If your plan was to make some nucs up then go into the top box three or four days after the Demarree and take down any sealed QC's (these will be from older larvae so not so good) but as I said, by now I seldom find QC’s drawn from older larvae so don’t find this so important, but as this part is for making increase not swarm control, it may be good to check, or, open bang on day 7 to find an open but ready to seal Queen Cells and select the ones you want to keep, do the split(s) or then go back in after day eight when they are sealed. You can either split the whole box into two or three nucs, take two or three frames out to make one nuc up and carry on with the Demaree or harvest the QC's to put into mini nucs. When you make up the nucs, put in a good few shakes of bees from the brood frames you are not using, or from the other supers.

Things to consider

Demaree’s give you powerful and prolific colonies so expect a good honey yield.



On the flip side with more brood being produced, so will there be an increase of varroa, so be mindful to monitor varroa levels.



George Demaree used to leave the bees fill the brood frames in the top box with honey once the brood had emerged, and even if you keep rolling the Demaree, you will often get to the point when you cannot keep up, so a deep box will become a honey super and at the end of the year you will need an extractor that can handle deep frames (even many smaller radial extractors can be rigged with tangential screens nowadays so can take deeper frames) Once you have extracted you can then sort out the frames, discarding those that are older and darker and saving the newer ones (some may even be freshly drawn and unbrooded) for use next season.

Once you have stopped ‘rolling’ the Demaree and all the drones have emerged, you can remove the top entrance/Demaree board if you wish

Running with two queens

Sometimes (none of us are perfect) you may miss a queen cell and you end up with a new mated queen in the top box. You may even decide to purposely leave them make a new queen up top. This can leave you with an even more powerful honey producing colony.

In both these cases, there is no need to have entrances (lower and upper) facing in different directions. But remember you will need another queen excluder if you have supers above the top colony.

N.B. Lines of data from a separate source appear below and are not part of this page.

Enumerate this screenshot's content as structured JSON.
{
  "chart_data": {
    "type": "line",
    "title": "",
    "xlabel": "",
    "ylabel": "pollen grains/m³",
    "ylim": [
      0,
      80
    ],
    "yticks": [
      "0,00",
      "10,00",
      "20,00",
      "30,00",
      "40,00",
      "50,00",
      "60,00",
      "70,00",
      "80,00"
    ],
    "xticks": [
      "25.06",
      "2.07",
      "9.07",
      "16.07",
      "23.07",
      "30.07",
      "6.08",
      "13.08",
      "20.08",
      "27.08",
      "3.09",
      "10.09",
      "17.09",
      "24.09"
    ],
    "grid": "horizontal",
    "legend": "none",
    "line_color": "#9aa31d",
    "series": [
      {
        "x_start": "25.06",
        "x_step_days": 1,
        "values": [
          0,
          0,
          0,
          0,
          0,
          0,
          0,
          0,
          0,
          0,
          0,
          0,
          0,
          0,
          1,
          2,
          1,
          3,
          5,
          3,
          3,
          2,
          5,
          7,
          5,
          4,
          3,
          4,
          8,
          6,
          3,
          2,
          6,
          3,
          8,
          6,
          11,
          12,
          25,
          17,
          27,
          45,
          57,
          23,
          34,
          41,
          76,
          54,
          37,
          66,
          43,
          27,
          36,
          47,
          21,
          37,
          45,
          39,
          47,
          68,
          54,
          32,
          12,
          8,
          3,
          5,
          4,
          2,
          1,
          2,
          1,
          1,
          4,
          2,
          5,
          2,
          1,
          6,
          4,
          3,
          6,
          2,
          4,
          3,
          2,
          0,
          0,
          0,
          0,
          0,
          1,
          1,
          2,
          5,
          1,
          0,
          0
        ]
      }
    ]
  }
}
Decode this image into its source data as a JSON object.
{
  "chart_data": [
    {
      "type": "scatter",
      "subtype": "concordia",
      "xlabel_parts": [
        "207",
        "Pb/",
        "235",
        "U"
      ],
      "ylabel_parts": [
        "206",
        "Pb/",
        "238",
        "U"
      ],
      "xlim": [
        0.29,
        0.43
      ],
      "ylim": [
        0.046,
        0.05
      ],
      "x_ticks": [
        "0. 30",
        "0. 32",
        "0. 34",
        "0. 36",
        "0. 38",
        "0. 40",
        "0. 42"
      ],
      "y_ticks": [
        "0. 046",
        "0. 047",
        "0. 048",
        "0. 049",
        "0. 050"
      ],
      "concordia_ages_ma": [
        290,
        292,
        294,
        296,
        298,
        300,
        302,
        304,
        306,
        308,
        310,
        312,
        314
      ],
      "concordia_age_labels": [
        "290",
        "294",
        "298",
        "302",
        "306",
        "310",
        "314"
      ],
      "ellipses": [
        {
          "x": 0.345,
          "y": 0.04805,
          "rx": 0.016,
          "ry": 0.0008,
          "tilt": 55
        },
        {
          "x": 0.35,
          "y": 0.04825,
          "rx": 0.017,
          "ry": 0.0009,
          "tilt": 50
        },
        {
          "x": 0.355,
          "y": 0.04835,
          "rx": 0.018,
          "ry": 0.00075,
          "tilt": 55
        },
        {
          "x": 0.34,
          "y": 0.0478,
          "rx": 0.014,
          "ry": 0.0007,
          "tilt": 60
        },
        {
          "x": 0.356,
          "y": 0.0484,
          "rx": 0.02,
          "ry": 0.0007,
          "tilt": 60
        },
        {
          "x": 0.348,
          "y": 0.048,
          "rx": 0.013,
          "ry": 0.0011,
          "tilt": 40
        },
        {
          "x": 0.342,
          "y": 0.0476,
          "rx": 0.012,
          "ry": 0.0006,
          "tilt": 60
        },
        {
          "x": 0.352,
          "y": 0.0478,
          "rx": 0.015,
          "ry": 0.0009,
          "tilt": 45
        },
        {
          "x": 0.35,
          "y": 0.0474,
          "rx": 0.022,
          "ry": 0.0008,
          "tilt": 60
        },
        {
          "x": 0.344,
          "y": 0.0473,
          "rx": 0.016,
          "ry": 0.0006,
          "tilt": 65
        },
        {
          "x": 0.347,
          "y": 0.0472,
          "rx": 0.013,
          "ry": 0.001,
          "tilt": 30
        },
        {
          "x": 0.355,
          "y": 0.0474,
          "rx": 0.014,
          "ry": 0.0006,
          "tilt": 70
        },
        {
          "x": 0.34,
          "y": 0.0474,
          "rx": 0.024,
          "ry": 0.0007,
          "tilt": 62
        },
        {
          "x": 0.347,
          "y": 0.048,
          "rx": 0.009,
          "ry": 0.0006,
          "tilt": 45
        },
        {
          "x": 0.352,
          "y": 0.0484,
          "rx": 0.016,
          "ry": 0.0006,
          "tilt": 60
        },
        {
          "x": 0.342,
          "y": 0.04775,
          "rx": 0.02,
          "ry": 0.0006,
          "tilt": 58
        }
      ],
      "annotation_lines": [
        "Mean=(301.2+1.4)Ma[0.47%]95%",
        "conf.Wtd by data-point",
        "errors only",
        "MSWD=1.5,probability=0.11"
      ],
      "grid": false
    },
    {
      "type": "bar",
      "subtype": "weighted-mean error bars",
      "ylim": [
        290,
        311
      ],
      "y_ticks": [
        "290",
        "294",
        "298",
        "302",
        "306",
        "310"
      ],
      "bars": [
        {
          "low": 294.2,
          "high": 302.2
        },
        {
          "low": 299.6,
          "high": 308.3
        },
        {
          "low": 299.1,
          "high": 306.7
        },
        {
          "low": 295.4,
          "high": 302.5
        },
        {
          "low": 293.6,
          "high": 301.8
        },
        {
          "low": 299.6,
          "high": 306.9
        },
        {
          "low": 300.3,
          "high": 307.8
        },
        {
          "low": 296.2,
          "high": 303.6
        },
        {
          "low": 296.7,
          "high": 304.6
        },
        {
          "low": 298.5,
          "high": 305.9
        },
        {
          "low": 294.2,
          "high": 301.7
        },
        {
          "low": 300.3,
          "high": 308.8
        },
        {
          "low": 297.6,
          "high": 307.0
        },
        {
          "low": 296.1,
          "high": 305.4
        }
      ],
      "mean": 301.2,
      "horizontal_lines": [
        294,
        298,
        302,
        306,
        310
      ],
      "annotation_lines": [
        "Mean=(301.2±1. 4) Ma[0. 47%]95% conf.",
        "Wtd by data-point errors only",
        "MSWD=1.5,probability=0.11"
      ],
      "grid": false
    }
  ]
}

At the end of the year, you then have two choices, either take off the top box which will give you another colony, remembering that most of the flying bees will return to the original location (there is no easy way to shut them all up at the end of the day and moving them three miles away)

Or you can ‘dispose’ of the older queen in the lower box and just run the colony with the one new queen, there is no need for any ‘uniting’ as the bees have always run as one single entity, you will just need to consolidate the two brood boxes.